Praise for the stable services

If you have worked in web development, especially on the backend, you will have almost certainly heard praise heaped upon the “heroes” that have put in the late night hours saving some services during an on-call emergency.

As someone who has done jobs with an on-call aspect, it can be hard work, it’s not nice and the recognition is certainly welcome. However, when was the last time someone received praise for managing a service that is rock solid and simply sits there quietly doing its job for months?

Maybe it is just me, but I’ve never heard of this happening. Within a security company (where uptime should be important), I’ve seen essential services where the only downtime is when a new version needs to be rolled out. Otherwise, it can more or less be forgotten.

I understand things that are not seen can easily be forgotten but by only praising those who are seen struggling at 3am to fix things, I think that creates the wrong incentives. In fact, I have seen many developers who aren’t that concerned about stability at this security company. I’ve seen management say you’ve got to put in the hours in the “trenches” to get recognised.

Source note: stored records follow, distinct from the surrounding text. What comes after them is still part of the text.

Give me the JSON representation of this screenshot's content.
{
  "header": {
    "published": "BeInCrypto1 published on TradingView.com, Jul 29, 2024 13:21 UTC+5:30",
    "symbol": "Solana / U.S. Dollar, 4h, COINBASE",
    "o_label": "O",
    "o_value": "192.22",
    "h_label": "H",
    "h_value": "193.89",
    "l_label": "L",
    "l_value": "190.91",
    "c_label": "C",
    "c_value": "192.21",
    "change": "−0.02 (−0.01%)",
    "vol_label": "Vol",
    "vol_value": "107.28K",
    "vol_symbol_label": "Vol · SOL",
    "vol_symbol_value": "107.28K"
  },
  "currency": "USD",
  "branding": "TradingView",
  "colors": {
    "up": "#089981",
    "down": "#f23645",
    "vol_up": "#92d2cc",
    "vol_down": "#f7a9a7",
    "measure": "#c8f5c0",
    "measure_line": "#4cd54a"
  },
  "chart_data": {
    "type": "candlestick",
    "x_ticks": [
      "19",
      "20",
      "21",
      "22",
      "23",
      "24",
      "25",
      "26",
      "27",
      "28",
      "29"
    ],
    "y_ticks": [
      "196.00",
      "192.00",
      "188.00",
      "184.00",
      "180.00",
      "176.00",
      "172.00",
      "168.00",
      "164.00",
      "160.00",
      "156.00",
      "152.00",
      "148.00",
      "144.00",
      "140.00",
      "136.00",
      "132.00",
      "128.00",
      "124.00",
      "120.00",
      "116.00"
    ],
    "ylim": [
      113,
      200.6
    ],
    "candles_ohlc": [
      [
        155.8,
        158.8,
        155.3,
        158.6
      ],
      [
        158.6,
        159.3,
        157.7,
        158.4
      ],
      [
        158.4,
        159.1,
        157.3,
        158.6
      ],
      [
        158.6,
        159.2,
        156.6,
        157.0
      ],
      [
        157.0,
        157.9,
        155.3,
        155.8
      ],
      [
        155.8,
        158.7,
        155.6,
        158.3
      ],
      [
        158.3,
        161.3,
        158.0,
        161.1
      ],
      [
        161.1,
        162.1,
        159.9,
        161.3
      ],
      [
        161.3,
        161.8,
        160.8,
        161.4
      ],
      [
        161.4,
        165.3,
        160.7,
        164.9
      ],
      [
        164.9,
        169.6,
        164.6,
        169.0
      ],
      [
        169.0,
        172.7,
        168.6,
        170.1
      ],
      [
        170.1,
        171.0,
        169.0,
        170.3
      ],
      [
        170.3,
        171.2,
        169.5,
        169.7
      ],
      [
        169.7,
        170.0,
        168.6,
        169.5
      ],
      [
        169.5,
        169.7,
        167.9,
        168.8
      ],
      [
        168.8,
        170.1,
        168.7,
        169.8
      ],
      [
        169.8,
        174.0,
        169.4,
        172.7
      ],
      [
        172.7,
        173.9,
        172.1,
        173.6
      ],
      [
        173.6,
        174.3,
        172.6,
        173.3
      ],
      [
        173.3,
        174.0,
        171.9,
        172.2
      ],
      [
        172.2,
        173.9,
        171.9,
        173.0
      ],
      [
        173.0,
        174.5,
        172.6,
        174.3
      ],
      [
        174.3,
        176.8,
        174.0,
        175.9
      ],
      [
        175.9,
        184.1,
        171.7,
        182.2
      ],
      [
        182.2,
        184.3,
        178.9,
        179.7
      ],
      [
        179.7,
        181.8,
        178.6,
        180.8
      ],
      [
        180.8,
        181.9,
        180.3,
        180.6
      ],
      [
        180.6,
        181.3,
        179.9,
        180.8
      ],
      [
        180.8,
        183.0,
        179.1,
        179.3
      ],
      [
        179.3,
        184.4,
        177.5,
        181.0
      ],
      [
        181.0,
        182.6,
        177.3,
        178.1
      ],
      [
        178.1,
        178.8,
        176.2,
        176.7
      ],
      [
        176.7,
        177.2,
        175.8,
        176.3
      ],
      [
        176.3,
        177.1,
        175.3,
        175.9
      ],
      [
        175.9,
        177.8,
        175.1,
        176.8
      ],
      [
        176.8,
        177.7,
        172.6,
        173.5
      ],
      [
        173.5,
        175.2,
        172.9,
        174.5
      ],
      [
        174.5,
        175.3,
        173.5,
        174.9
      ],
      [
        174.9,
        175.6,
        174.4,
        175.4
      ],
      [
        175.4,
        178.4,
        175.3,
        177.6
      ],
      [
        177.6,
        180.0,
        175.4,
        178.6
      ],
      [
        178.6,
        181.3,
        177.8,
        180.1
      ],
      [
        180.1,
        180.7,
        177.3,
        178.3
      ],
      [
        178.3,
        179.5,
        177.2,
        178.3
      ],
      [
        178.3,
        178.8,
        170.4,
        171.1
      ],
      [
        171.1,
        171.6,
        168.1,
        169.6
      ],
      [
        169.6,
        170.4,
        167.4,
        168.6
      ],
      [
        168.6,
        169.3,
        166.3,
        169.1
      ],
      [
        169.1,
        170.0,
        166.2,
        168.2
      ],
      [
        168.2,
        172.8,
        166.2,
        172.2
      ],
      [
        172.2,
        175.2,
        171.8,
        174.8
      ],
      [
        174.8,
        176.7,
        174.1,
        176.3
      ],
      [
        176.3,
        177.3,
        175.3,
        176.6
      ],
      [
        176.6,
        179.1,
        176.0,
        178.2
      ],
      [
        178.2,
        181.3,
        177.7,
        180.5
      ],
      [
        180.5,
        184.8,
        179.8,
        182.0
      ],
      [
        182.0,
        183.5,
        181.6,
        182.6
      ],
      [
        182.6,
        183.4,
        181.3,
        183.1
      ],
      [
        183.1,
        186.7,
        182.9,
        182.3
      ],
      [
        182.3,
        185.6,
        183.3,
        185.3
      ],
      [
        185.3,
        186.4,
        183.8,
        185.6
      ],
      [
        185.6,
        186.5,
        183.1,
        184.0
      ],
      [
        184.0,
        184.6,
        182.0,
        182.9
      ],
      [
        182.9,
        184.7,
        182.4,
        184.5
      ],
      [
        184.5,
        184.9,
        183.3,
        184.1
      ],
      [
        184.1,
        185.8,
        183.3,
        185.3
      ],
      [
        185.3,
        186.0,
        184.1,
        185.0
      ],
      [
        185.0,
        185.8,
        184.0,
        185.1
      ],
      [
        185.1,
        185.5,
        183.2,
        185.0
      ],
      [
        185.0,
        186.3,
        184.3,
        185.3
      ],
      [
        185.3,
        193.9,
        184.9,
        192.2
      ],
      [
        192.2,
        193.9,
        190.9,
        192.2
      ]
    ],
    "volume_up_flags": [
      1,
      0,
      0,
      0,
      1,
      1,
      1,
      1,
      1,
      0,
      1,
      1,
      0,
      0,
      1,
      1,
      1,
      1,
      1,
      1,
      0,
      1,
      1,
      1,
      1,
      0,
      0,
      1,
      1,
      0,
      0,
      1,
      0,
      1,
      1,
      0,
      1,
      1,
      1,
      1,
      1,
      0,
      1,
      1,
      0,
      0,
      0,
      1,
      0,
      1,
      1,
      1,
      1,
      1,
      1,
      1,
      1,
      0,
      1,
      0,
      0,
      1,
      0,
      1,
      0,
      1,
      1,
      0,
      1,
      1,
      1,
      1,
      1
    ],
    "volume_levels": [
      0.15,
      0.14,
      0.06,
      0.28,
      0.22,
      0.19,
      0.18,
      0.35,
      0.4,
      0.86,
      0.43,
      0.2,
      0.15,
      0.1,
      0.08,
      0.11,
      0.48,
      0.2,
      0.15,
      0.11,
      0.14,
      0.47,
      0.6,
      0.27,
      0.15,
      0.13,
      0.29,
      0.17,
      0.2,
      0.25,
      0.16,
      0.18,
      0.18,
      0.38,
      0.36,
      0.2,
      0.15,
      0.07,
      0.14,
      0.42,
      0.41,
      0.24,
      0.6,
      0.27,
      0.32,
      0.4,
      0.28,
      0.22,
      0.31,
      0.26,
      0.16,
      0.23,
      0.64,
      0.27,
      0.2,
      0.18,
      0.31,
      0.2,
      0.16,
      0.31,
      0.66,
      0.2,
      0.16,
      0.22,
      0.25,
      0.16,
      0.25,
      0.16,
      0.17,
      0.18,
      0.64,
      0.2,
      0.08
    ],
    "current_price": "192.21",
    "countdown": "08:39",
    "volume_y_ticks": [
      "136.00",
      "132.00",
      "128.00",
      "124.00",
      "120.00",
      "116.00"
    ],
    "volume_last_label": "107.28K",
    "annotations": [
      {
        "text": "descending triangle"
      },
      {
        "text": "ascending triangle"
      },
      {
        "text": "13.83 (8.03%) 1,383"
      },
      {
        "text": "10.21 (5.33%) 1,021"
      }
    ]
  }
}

This leads to burn out and employees leaving or, as I mentioned early, it incentivises just getting things out and not worrying about it being good. It’s assumed it won’t be, and when you save the system later you’ll get praise. By doing those out-of-hours shifts, you’ll also be more likely to make mistakes during the day or simply do less because the fact is, you cannot be “on” all the time.

Some employees learn to love the praise for the hard work and then simply do not bother doing their normal job well and happily jump into the big emergency whether they’re needed or not.

As software is generally a service to enable real work (i.e. security software enables analysts. Customers pay for analysts not software), that real work can fall apart too by developers spending too much time on emergencies. Take this real-world example from this year. It’s slightly tweaked to protect the innocent.

We've been waiting for this since early 2019. It is needed so we can tell what type of widgets we are looking at in our tools. We cannot even discern the type of Doo-dad correctly. I'm glad we're approaching, maybe investigating the cloud requirements in future iterations.

This isn’t a one-off occurrence, and it shows an unhappy internal “customer” that just gives up. You risk losing those non-engineering employees because the quality is simply not there and everyone’s job is made harder. All because of management creating the wrong incentives.

Some of this might be that employers just assume employees won’t stick around, so squeeze as much as you can out of them and let them burn out and move on. This is one reason many jobs simply don’t offer much in the way of training. It’s assumed they pay for the training and then the employee moves on with the free knowledge.

As you might expect, it’s never assumed the company and culture is at fault. Instead, we blame workers for quiet quitting and just not being productive. There was a recently Washington Post article about this. I don’t think it’s surprising the areas where productivity is taking a plunge is more on the white-collar side, probably more in tech than elsewhere, if I had to guess.

With software in particular, I do think it’s this always on culture, DevOps, infrastructure as code, etc that is at fault. Regardless of the out-of-hours work, it’s adding complexity. Then, moreover, when you’re short on sleep and not incentivised to make stable services, then at some point it all falls apart.

I think if companies would show more praise for the work put towards stable services that require little attention, then developers might change their behavior. They can stick to reasonable hours and get a good sleep. This also means they can put that stable work to the side and focus on the new thing. If the company is lucky, they will also avoid burn out and employees might stick around a bit longer.